YOUR FACE- Bill Plympton



This is the film that set the style and started the career of Bill Plympton. One of the most profitable short films ever made, it's still showing all over the world. As a second-rate crooner sings about the beauties of his lover's face, his own face metamorphosizes into the most surreal shapes and contortions possible. The music was written and sung by Maureen McElheron, then slowed down to sound like a man's voice because Mr. Plympton was too cheap to hire a male singer. 1988 Academy Award nominee for Best Animation.



your face

scandinavia | MySpace Video

Friday 11 December 2009

TANGO- Zbigniew Rybczyński

"Thirty-six characters from different stages of life - representations of different times - interact in one room, moving in loops, observed by a static camera. I had to draw and paint about 16.000 cell-mattes, and make several hundred thousand exposures on an optical printer. It took a full seven months, sixteen hours per day, to make the piece. The miracle is that the negative got through the process with only minor damage, and I made less than one hundred mathematical mistakes out of several hundred thousand possibilities. In the final result, there are plenty of flaws ® black lines are visible around humans, jitters caused by the instability of film material resulting from film perforation and elasticity of celluloid, changes of colour caused by the fluctuation in colour temperature of the projector bulb and, inevitably, dirt, grain and scratches.”

- Zbig Rybczynski –Looking to the Future - Imagining the Truth,” in FranÐois Penz, Maureen Thomas, Cinema& Architecture. Mþliús, Mallet-Stevens, Multimedia, BFI, London, 1997

Saturday 5 December 2009

BROKEN DOWN FILM- Osamu Tezuka

Broken Down Film, 1985. A 6 minute animation film which parodied old cartoons, and the techniques used by animators to fake a 'film break', by having a Wild West cartoon, supposedly made in 1885, continually have faults with the tracking and the film running too fast, as well as the occasional break in the film, rendering it impossible sometimes for characters to do anything.
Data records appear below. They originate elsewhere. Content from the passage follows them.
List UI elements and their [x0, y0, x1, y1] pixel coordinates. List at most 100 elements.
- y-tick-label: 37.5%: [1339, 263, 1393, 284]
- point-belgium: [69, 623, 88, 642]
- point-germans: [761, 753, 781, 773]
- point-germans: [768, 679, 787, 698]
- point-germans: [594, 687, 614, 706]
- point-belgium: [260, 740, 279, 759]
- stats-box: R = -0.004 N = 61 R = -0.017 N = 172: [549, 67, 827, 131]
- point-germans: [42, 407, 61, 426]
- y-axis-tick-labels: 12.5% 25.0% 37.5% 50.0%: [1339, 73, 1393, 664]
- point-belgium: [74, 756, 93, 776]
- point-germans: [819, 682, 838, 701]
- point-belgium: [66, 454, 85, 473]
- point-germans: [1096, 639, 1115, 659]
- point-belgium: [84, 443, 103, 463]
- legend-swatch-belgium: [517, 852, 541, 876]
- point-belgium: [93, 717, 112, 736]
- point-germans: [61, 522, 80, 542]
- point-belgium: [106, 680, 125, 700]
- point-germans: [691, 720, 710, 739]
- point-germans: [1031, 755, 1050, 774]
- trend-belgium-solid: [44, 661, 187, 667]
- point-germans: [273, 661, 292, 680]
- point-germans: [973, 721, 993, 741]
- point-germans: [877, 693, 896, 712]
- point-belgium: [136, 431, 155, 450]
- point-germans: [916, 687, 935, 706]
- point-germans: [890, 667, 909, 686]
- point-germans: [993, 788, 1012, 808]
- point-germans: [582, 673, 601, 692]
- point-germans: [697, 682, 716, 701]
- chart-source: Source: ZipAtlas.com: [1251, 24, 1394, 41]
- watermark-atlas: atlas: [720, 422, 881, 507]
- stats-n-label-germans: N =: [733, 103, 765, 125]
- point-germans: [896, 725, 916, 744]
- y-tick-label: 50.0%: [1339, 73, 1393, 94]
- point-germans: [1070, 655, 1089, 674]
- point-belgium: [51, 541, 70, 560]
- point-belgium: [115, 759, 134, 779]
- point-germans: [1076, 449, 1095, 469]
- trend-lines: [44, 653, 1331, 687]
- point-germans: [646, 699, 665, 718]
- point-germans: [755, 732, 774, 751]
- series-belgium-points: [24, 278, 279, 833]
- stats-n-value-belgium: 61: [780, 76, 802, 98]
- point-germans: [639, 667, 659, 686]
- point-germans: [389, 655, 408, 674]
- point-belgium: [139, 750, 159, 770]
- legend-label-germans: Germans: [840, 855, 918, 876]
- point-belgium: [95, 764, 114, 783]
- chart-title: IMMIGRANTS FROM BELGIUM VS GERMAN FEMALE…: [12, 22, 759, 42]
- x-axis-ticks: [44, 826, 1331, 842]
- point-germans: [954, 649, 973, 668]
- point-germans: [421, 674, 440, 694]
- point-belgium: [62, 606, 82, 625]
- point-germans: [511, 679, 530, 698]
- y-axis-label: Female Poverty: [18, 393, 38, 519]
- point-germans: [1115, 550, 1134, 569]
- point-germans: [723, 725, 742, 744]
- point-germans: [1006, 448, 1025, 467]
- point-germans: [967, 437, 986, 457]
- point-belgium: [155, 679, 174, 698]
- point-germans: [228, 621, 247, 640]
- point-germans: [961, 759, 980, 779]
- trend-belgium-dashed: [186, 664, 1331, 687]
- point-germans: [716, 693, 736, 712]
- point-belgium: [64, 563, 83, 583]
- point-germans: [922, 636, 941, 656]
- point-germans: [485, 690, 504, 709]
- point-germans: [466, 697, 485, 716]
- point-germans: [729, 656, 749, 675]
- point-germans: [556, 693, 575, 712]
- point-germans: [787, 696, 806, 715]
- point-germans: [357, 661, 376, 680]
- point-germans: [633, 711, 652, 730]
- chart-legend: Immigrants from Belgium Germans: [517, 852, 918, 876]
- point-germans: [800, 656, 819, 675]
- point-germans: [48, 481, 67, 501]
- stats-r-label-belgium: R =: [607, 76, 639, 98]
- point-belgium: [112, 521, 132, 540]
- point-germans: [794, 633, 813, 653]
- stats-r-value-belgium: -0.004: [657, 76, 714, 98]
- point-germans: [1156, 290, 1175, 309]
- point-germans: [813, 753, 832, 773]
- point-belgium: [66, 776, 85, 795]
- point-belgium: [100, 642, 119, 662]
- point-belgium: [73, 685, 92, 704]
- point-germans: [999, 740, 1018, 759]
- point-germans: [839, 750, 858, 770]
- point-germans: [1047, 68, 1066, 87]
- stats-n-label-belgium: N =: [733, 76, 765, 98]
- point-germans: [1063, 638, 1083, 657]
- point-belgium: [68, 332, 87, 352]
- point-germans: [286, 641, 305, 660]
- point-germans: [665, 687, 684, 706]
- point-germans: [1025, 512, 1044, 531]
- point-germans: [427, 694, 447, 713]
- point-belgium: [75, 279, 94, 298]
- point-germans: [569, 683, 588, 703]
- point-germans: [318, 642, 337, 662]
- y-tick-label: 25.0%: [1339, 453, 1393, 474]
Dr. Osamu Tezuka is best known as the creator of Astro Boy and Kimba the White Lion. He is often credited as the "Godfather of Anime", and is often considered the Japanese equivalent to Walt Disney, who served as a major inspiration during his formative years. His prolific output, pioneering techniques, and innovative redefinitions of genres earned him such titles as "the father of manga", "the god of manga" and "kamisama of manga". His grave is located in Tokyo's Souzen-ji Temple Cemetery.


Thursday 3 December 2009

VINCENT- Tim Burton

 In 1982, Burton made his first short, Vincent, a 5:52 black and white stop motion film based around a poem written by Burton, and depicting a young boy who fantasizes that he is his (and Burton's) screen idol Vincent Price, with Price himself providing narration. The film was produced by Burton's girlfriend at the time, who was an executive at Disney.